Very Large Table

  • what is the quickest way to obtain the max(id) from a table with over 50 million rows?

    Currently the simple select written like this:

    SELECT max(id) FROM tablename WITH (NOLOCK)

    is taking forever. I will need to load records into another table based off of this information. I'd like to automate this but have to get that max(id) first. Is there a faster way?

    Thanks


    Aurora

  • The nolock will actually have more logical IO than not using it (don't beleive me, test it)

    Try this

    set statistics IO on

    SELECT max(id) FROM tablename WITH (NOLOCK)

    Now look at logical IO

    now run

    SELECT max(id) FROM tablename

    your logical IO will be less, it probably doesn't make a big difference though.

    My suggestion would be to place a non-clustered index on the ID column and test the logical IO (I bet it will be much faster, especially if you do not use composite clustered indexes)

    You could also do

    select top 1 id from tablename

    order by id desc

    but that will roughly be the same IO as your max statement.

    HTH

    Ray Higdon MCSE, MCDBA, CCNA

    ------------

    Ray Higdon MCSE, MCDBA, CCNA

  • As Ray suggested, create no-clustered index on that ID column and Check the execution plan to enaure the select uses the index.

  • Thanks guys, that worked like a charm! Oddly enough, I made the mistake no DBA should ever make and that is assume. Naturally I thought the index was already in place (I've inherited this stuff)and that seemed obvious. Nonetheless, two lessons were learned today. Thaks for your input.

    Aurora


    Aurora

  • Okay another caveat, I need the record back with not only the max(id) but also the max(entrydate). How can I get SQL to return just one row, fast?

    Aurora


    Aurora

  • Have you tried same suggestion to column 'entrydate'?

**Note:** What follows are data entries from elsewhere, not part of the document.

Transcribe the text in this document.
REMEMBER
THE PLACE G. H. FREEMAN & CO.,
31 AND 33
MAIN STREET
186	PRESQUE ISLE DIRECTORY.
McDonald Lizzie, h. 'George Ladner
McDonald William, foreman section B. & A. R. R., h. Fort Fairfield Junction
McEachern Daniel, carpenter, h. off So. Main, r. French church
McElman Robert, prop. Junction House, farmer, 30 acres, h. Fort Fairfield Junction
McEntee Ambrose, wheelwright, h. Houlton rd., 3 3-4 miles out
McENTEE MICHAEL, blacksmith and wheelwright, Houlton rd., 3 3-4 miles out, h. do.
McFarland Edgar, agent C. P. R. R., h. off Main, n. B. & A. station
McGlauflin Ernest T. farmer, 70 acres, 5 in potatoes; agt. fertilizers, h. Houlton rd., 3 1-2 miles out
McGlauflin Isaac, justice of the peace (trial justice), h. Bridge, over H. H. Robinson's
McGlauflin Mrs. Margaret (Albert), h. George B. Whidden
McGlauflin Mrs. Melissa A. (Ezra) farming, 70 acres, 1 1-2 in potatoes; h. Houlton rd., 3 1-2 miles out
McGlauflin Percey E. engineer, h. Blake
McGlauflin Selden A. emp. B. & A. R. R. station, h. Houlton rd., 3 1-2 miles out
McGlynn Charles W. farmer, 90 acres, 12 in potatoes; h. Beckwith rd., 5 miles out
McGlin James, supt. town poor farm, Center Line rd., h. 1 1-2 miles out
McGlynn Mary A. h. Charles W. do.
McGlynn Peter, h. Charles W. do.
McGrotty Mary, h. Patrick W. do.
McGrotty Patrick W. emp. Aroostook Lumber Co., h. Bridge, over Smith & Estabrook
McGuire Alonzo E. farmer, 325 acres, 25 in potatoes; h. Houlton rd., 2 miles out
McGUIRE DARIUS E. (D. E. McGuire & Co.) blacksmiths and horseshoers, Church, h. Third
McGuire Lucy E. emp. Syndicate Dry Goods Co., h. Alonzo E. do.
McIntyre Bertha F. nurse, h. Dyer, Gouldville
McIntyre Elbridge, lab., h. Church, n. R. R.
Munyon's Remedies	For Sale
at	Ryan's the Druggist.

  • Yes, but it will not return 1 row. Here's what I'm trying to do: Write a DTS package that will append only Inserts into a SQL table from an Oracle table. We used to truncate the SQL table and refresh it on a nightly basis. That was fine when the table was small but now its over 50 million rows. So I only want to bring over the new inserts. Any thoughts on that?

    Thanks so much for all your help.

    Aurora


    Aurora

  • quote:


    Yes, but it will not return 1 row


    It should return only one row.

    quote:


    So I only want to bring over the new inserts. Any thoughts on that?


    In your DTS task, select only records that matches the enteydate. You need setup Microsoft ODBC driver for ORACLE DSN in SQL Server machine or create a linked server to Oracle database.

  • So in my DTS task I would select the records that are => 'current max(entrydate)'? I don't want to bring over duplicates. So perhaps it needs to be > current max(entrydate). But I need to get that max entrydate before I append data nightly. Any thoughts on the most efficient way to do that?


    Aurora

  • What about to use GETDATE function to get the current date and time and other Date and Time Functions. See BOL for details.

  • DOes the entry date have an index on it and id the id field an indentity field that increments each entry and thus should have a value that will always be relative to the entry date. In otherwords will the max id also occurr on the max entry date. If so then try something like this

    select max(id) as A, max(entrydate) as B from tblX where entrydate = (select max(entrydate) from tblX)

  • Well, I'm not sure I understand the problem correctly, but one of the main questions seems to be whether the last row (with MAX(id)) always contains the highest entrydate - even in case that you insert values for several days at once..? Also, are you sure that there will never be any new records in your source table with a date that already has some records in the target table? If both is OK, then you can get the date e.g. with

    SELECT TOP 1 entrydate FROM table ORDER BY id DESC

    and then select from the source only those records that have higher date.

    If there is no such rule, then IMHO the best way to avoid duplicates is to have a unique ID in the source table which would be written to the target table during inserts - that allows you to control any possible problems quite easily.